Integer "memory leak"

Apparently I can make for example the int 257 take arbitrarily much memory:

import tracemalloc as tm

s = '0'*10**7 + '257'
tm.start()
i = int(s)
print(i, tm.get_traced_memory()[0])

Output with Python 3.10.2 shows it takes 4.4 MB:

257 4429264

Are there other ways besides using int() to cause this? I tried for example adding two very long numbers whose sum is 257, but that didn’t cause it.

How about this one:

Python 3.10.7 (main, Sep 10 2022, 07:37:51) [Clang 13.0.0 (clang-1300.0.29.30)] on darwin
Type "help", "copyright", "credits" or "license" for more information.
>>> import tracemalloc as tm
>>> x = 1 << 30000000
>>> y = x - 257
>>> tm.start()
>>> i = x - y
>>> print(i, tm.get_traced_memory()[0])
257 4009531

Interesting. I confirm that. I had tried subtraction, but slightly differently: If I instead use y = x + 257 and i = y - x, it’s only 28 bytes.

(Though I’m testing with Py 3.8 pre-release at TIO now )

Yep. Take a look at the function x_sub in longobject.c, which makes an effort to strip leading “digits” (i.e., limbs) of x and y while they match. In the case y = x + 257, the leading digits match all the way down to the lowest digit. In the case y = x - 257, there’s a mismatch in lengths right at the start.

Here’s another example:

Python 3.10.7 (main, Sep 10 2022, 07:37:51) [Clang 13.0.0 (clang-1300.0.29.30)] on darwin
Type "help", "copyright", "credits" or "license" for more information.
>>> import tracemalloc as tm
>>> x = 10**10**7
>>> y = x + 257
>>> tm.start()
>>> i = y % x
>>> print(i, tm.get_traced_memory()[0])
257 4438801

In other words, if you’re looking for a general principle that Python ints shouldn’t waste space, then I’m afraid that there isn’t one. There’s an effort not to gratuitously waste space, but that’s not quite the same.

3 Likes

Is that the size of i? Or is it the amount of memory that the C runtime and Python runtime allocated?

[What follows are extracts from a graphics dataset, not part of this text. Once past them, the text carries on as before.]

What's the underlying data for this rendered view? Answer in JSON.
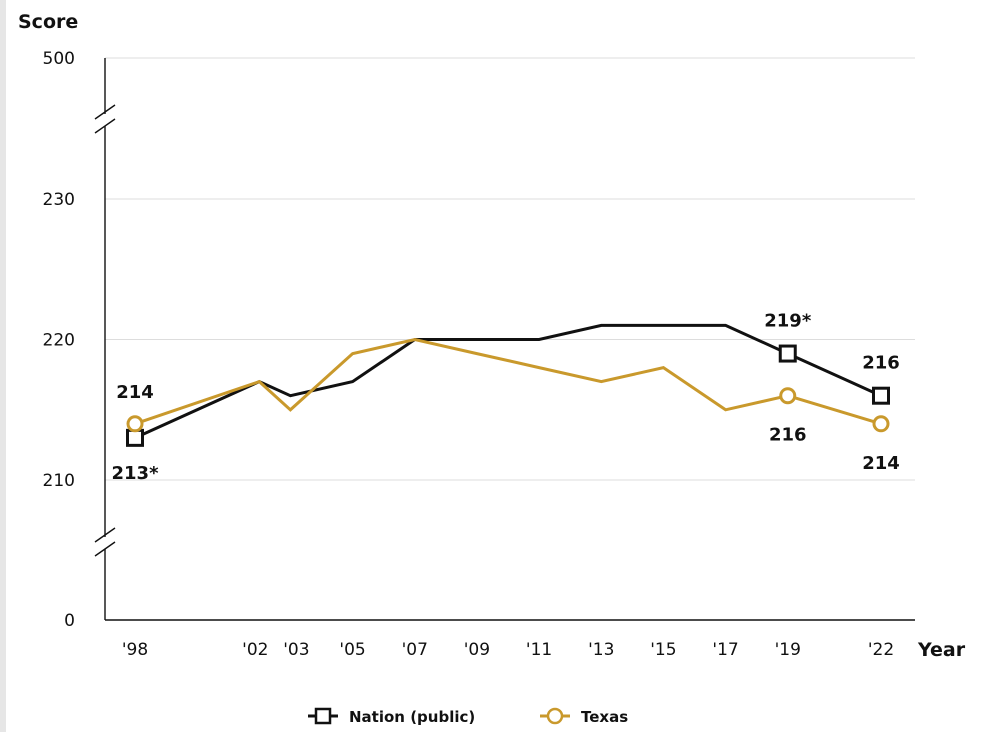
{
  "chart_data": {
    "type": "line",
    "ylabel": "Score",
    "xlabel": "Year",
    "y_ticks": [
      {
        "value": 500,
        "label": "500"
      },
      {
        "value": 230,
        "label": "230"
      },
      {
        "value": 220,
        "label": "220"
      },
      {
        "value": 210,
        "label": "210"
      },
      {
        "value": 0,
        "label": "0"
      }
    ],
    "y_axis_breaks": [
      "between 230 and 500",
      "between 0 and 210"
    ],
    "x": [
      1998,
      2002,
      2003,
      2005,
      2007,
      2009,
      2011,
      2013,
      2015,
      2017,
      2019,
      2022
    ],
    "x_labels": [
      "'98",
      "'02",
      "'03",
      "'05",
      "'07",
      "'09",
      "'11",
      "'13",
      "'15",
      "'17",
      "'19",
      "'22"
    ],
    "series": [
      {
        "name": "Nation (public)",
        "color": "#111111",
        "marker": "square",
        "values": [
          213,
          217,
          216,
          217,
          220,
          220,
          220,
          221,
          221,
          221,
          219,
          216
        ],
        "marked_points": [
          {
            "x": 1998,
            "value": 213,
            "label": "213*"
          },
          {
            "x": 2019,
            "value": 219,
            "label": "219*"
          },
          {
            "x": 2022,
            "value": 216,
            "label": "216"
          }
        ]
      },
      {
        "name": "Texas",
        "color": "#c9992c",
        "marker": "circle",
        "values": [
          214,
          217,
          215,
          219,
          220,
          219,
          218,
          217,
          218,
          215,
          216,
          214
        ],
        "marked_points": [
          {
            "x": 1998,
            "value": 214,
            "label": "214"
          },
          {
            "x": 2019,
            "value": 216,
            "label": "216"
          },
          {
            "x": 2022,
            "value": 214,
            "label": "214"
          }
        ]
      }
    ],
    "grid": true,
    "legend_position": "bottom-center"
  }
}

:>>> x = int('0'*10**7 + '257')
:>>> sys.getsizeof(i)
28

i is only 28 bytes.

I expect that the rest of the memory that tracemalloc is reporting is used to process the int(s) and has been put into look aside lists for fast reuse later. I recall hearing about
such lists in python and C runtimes - but have not read the python code to confirm.

Yeah, unfortunately int.__sizeof__ is not perfectly accurate in these cases, as it computes only based on Py_SIZE(self), which is set to the “virtual” size, i.e., big enough to only include the last nonzero digit, regardless of the actual size of the underlying allocated memory.

2 Likes

As far as I can tell, it’s allocated and not reused (as long as the int lives).

If I create a list of a hundred such ints, allocation accordingly rises to 443 MB:

import tracemalloc as tm

a = ['0'*10**7 + '257'] * 100
tm.start()
b = list(map(int, a))
print(f'{tm.get_traced_memory()[0]:,}')

Output (Try it online!):

442,927,376

That seems very odd behaviour. Which I guess is what you are getting at.

Yes, that’s why I called it “leak”, as it keeps temporarily used memory allocated. In quotes because it does get freed when the ints get deleted and because it’s apparently not an oversight.

int() and calculations use long_normalize:

/* Normalize (remove leading zeros from) an int object.
   Doesn't attempt to free the storage--in most cases, due to the nature
   of the algorithms used, this could save at most be one word anyway. */

static PyLongObject *
long_normalize(PyLongObject *v)

Sounds like it was decided that larger savings are too rare or insignificant to care about.

What seems odd is that there are so many leading zeros.
I guess that is down to the string to int conversion algorithm guessing the size required for the result assuming no leading “0” in the input.
And thus avoiding a reallocate of the int data,

FWIW, I’d be happy to accept a PR that modified the str to int conversions to take leading zeros into account before allocating space for the result. It would still end up overestimating the number of limbs needed in some cases, but with some care we shouldn’t ever be overestimating by more than one limb for reasonably-sized numbers.